I don't quite understand what the big deal is about a Christian giving up their belief in a God.  I was fortunate enough to be an atheist since middle school (I distinctly remember getting into an argument in the boys' locker room with a group of people as I told them how the story of "Noah and the Arc" was absurd).  I love when people tell me when I was mistaken/incorrect about something and I hope that when they convince me that I am wrong they make fun of me for being wrong.  This way I'll never make the same mistake again.  Giving up false beliefs is one of the most liberating feelings one could possibly have and you should never be afraid or embarrassed when you're wrong.  Admitting your mistakes is the height of intellectual honesty.  There is a story that I heard in which a college professor of biology spent his entire career attempting to prove his hypothesis about the golgi apparatus within a cell being an "artifact" that didn't exist.  An American biologist came to this professor's school for a public lecture and, without a shadow of a doubt, promptly destroyed the professor's hypothesis and lifelong work.  At the end of the lecture, the professor walked up on the stage, shook the other biologist's hand, and said something to the effect of:  "My dear fellow I wish to thank you.  I have been wrong these 15 years."  That is how science and skepticism works at their finest (please watch for the aforementioned story as told by Richard Dawkins.  It took me nearly two hours to find this 6 minute clip for you, so I'd appreciate it if you watched!).  Refusing to change your mind to accept a true belief instead of a false one, is like learning that drinking alcohol is harmful towards your body, but keep drinking anyway because you've already invested yourself in it.  Another example of this are internet users that fall prey to e-mail scams.  Some people continue to give money to the scammers even after they find out about the scam because they are in too deep and refuse to accept what the glaringly obvious situation is for them.

Please e-mail me at for any reason (i.e. comments, questions, to start up a discussion, etc.).  Also, if it is more convenient for you, leave a comment in the comments section below.  Have a wonderful Friday night and weekend!


  1. HI Secular Student, I was an atheist or agnostic for a considerable period of time. I came to the conclusion that God exists through science and philosophy, and that Christianity is true based on history and probability.

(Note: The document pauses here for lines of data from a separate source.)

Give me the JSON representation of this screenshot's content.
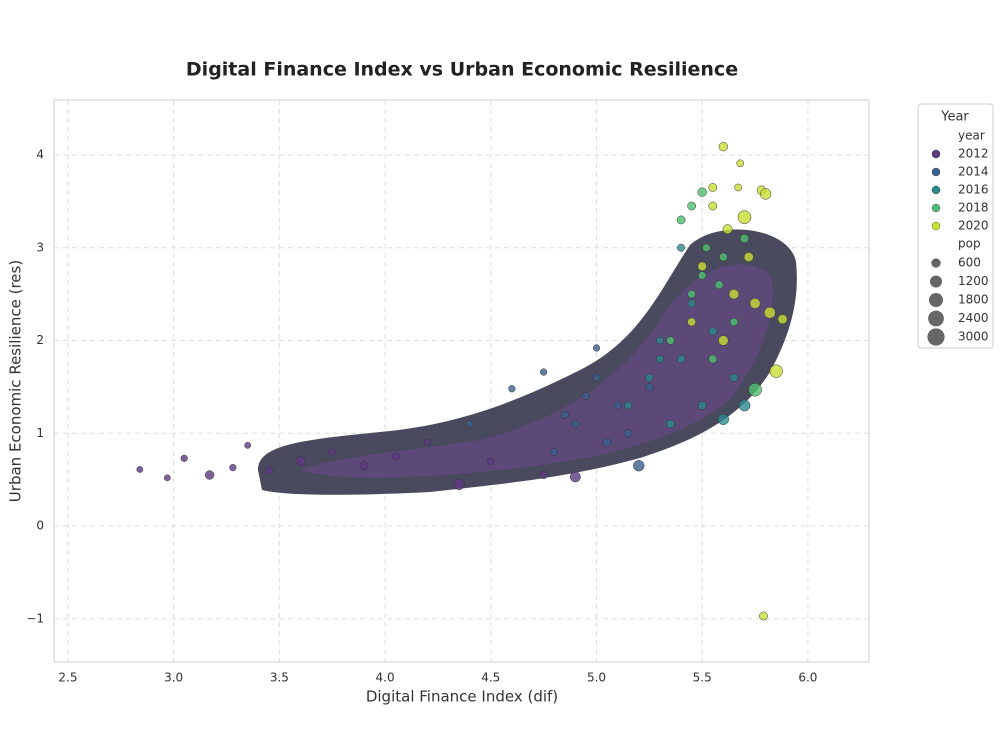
{
  "chart_data": {
    "type": "scatter",
    "title": "Digital Finance Index vs Urban Economic Resilience",
    "x_label": "Digital Finance Index (dif)",
    "y_label": "Urban Economic Resilience (res)",
    "xlim": [
      2.434,
      6.289
    ],
    "ylim": [
      -1.466,
      4.593
    ],
    "xticks": [
      2.5,
      {
        "value": 3,
        "label": "3.0"
      },
      3.5,
      {
        "value": 4,
        "label": "4.0"
      },
      4.5,
      {
        "value": 5,
        "label": "5.0"
      },
      5.5,
      {
        "value": 6,
        "label": "6.0"
      }
    ],
    "yticks": [
      {
        "value": -1,
        "label": "−1"
      },
      0,
      1,
      2,
      3,
      4
    ],
    "grid": true,
    "legend_title": "Year",
    "hue_title": "year",
    "size_title": "pop",
    "size_values": [
      600,
      1200,
      1800,
      2400,
      3000
    ],
    "series": [
      {
        "name": "2012",
        "color": "#5c3a82",
        "x": [
          2.84,
          2.97,
          3.05,
          3.17,
          3.28,
          3.35,
          3.45,
          3.6,
          3.75,
          3.9,
          4.05,
          4.2,
          4.35,
          4.5,
          4.75,
          4.9
        ],
        "values": [
          0.61,
          0.52,
          0.73,
          0.55,
          0.63,
          0.87,
          0.6,
          0.7,
          0.8,
          0.65,
          0.75,
          0.9,
          0.45,
          0.7,
          0.55,
          0.53
        ],
        "sizes": [
          150,
          150,
          200,
          500,
          200,
          150,
          300,
          600,
          250,
          400,
          300,
          200,
          900,
          250,
          300,
          800
        ]
      },
      {
        "name": "2014",
        "color": "#3b5f8d",
        "x": [
          4.4,
          4.6,
          4.75,
          4.85,
          4.95,
          5.0,
          5.05,
          5.1,
          5.15,
          5.2,
          5.25,
          4.8,
          4.9,
          5.0
        ],
        "values": [
          1.1,
          1.48,
          1.66,
          1.2,
          1.4,
          1.92,
          0.9,
          1.3,
          1.0,
          0.65,
          1.5,
          0.8,
          1.1,
          1.6
        ],
        "sizes": [
          200,
          200,
          200,
          300,
          250,
          200,
          400,
          300,
          350,
          900,
          300,
          250,
          300,
          250
        ]
      },
      {
        "name": "2016",
        "color": "#2a8a8c",
        "x": [
          5.15,
          5.25,
          5.3,
          5.35,
          5.4,
          5.45,
          5.5,
          5.55,
          5.6,
          5.65,
          5.7,
          5.3,
          5.4
        ],
        "values": [
          1.3,
          1.6,
          2.0,
          1.1,
          1.8,
          2.4,
          1.3,
          2.1,
          1.15,
          1.6,
          1.3,
          1.8,
          3.0
        ],
        "sizes": [
          300,
          300,
          250,
          400,
          350,
          300,
          400,
          350,
          900,
          400,
          1000,
          300,
          300
        ]
      },
      {
        "name": "2018",
        "color": "#4fbf6f",
        "x": [
          5.35,
          5.4,
          5.45,
          5.5,
          5.55,
          5.6,
          5.65,
          5.7,
          5.75,
          5.45,
          5.5,
          5.58,
          5.52
        ],
        "values": [
          2.0,
          3.3,
          2.5,
          3.6,
          1.8,
          2.9,
          2.2,
          3.1,
          1.47,
          3.45,
          2.7,
          2.6,
          3.0
        ],
        "sizes": [
          350,
          400,
          350,
          500,
          400,
          400,
          350,
          450,
          1500,
          400,
          350,
          400,
          350
        ]
      },
      {
        "name": "2020",
        "color": "#c8df34",
        "x": [
          5.45,
          5.5,
          5.55,
          5.6,
          5.62,
          5.65,
          5.68,
          5.7,
          5.72,
          5.75,
          5.78,
          5.8,
          5.82,
          5.85,
          5.88,
          5.6,
          5.79,
          5.55,
          5.67
        ],
        "values": [
          2.2,
          2.8,
          3.45,
          4.09,
          3.2,
          2.5,
          3.91,
          3.33,
          2.9,
          2.4,
          3.62,
          3.58,
          2.3,
          1.67,
          2.23,
          2.0,
          -0.97,
          3.65,
          3.65
        ],
        "sizes": [
          400,
          500,
          400,
          500,
          600,
          700,
          250,
          1500,
          600,
          800,
          500,
          900,
          1000,
          1400,
          600,
          700,
          400,
          400,
          250
        ]
      }
    ]
  }
}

    I am interested in what you consider to be the Christian claims, and what you consider to be scientific reasons for thinking there is most likely no God. I hope to hear from you soon.

    Robert Vroom

  2. Hello Robert,

    Well, I don't want to misrepresent your views, so I would like to know what your specific evidence is for the existence of God that relates to "Science, Philosophy, History, and Probability." I encourage you to present your best argument for the existence of God first and I will be happy to address it! Also, I would like you to define "God" before we start a discussion (A "Christian God" doesn't cut it because of the fact that there are thousands of denominations of Christianity).

    The foremost scientific reason for my rejection of theistic claims is that a god-like entity is not necessary for our current scientific models of the universe, on both the macro- and microscopic scopes. I, personally, stay away from trying to prove that there is most likely no God because it is difficult to prove a negative (although it is possible in certain definitions of "God"). Furthermore, theists (Christians in your case) have the "burden of proof". A positive claim, such as "God exists" requires sufficient evidence that I find to be lacking. Maybe you can present the evidence and change my mind though!